Mississippi Delta native and roots music renaissance man Steve Azar returned home in a grand way for his first album in six years, Down at the Liquor Store.

Since the mid ‘90s, Azar has played what he calls “Delta Soul,” music that’s equal parts country, rock, and the blues. This made him an Americana artist long before that term became so hip in his Nashville neighborhood. For his homecoming, he further explored Delta blues and its role in the development of rock. He shares billing with the King’s Men, a veteran ensemble that backed B.B. King late in his career. Together, they entered King’s old haunt Club Ebony, which had been converted into a recording studio for the occasion. The result isn’t quite King’s second coming, but it does capture the comfortable familiarity that’s sought when seasoned players revisit their roots.

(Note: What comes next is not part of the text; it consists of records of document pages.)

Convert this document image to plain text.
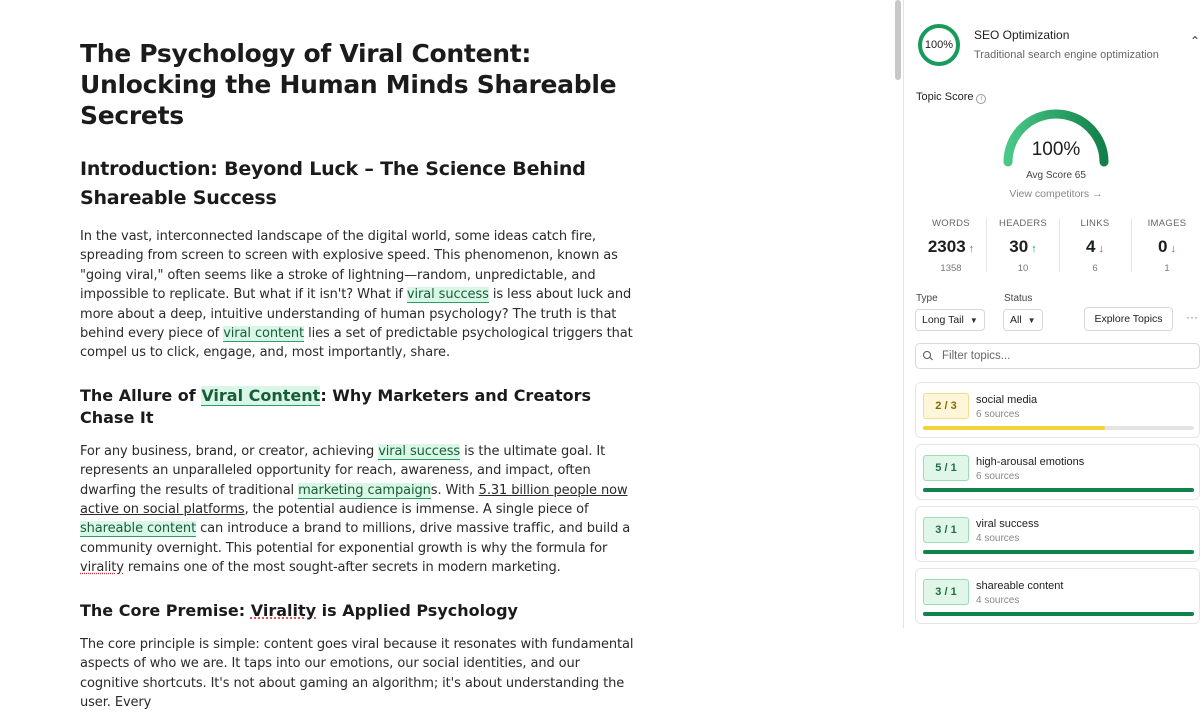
The Psychology of Viral Content: Unlocking the Human Minds Shareable Secrets
Introduction: Beyond Luck – The Science Behind Shareable Success

In the vast, interconnected landscape of the digital world, some ideas catch fire, spreading from screen to screen with explosive speed. This phenomenon, known as "going viral," often seems like a stroke of lightning—random, unpredictable, and impossible to replicate. But what if it isn't? What if viral success is less about luck and more about a deep, intuitive understanding of human psychology? The truth is that behind every piece of viral content lies a set of predictable psychological triggers that compel us to click, engage, and, most importantly, share.

The Allure of Viral Content: Why Marketers and Creators Chase It

For any business, brand, or creator, achieving viral success is the ultimate goal. It represents an unparalleled opportunity for reach, awareness, and impact, often dwarfing the results of traditional marketing campaigns. With 5.31 billion people now active on social platforms, the potential audience is immense. A single piece of shareable content can introduce a brand to millions, drive massive traffic, and build a community overnight. This potential for exponential growth is why the formula for virality remains one of the most sought-after secrets in modern marketing.

The Core Premise: Virality is Applied Psychology

The core principle is simple: content goes viral because it resonates with fundamental aspects of who we are. It taps into our emotions, our social identities, and our cognitive shortcuts. It's not about gaming an algorithm; it's about understanding the user. Every

100%
SEO Optimization
Traditional search engine optimization
⌃
Topic Score i
100%
Avg Score 65
View competitors →
WORDS
2303 ↑
1358
HEADERS
30 ↑
10
LINKS
4 ↓
6
IMAGES
0 ↓
1
Type	Status
Long Tail ▼	All ▼	Explore Topics	···
Filter topics...
2 / 3	social media
6 sources
5 / 1	high-arousal emotions
6 sources
3 / 1	viral success
4 sources
3 / 1	shareable content
4 sources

To drive home that these songs come from a real place, Azar waxes autobiographically on the title track. It tells of his childhood, spent learning under Sonny Boy Nelson and other local blues pickers. It’s a child of Lebanese descent living out a “Ballad of Curtis Loew” circumstance that inspired a successful run in Nashville.

Elsewhere on the album, “Tender and Tough” is the mellow ballad of the bunch, and it’s the most likely song to turn up in some random TV show or film that needs a little mood music. It’s awesome, but everything on the album pales in comparison to the title track’s retelling of the great American roots music backstory from a first-person perspective.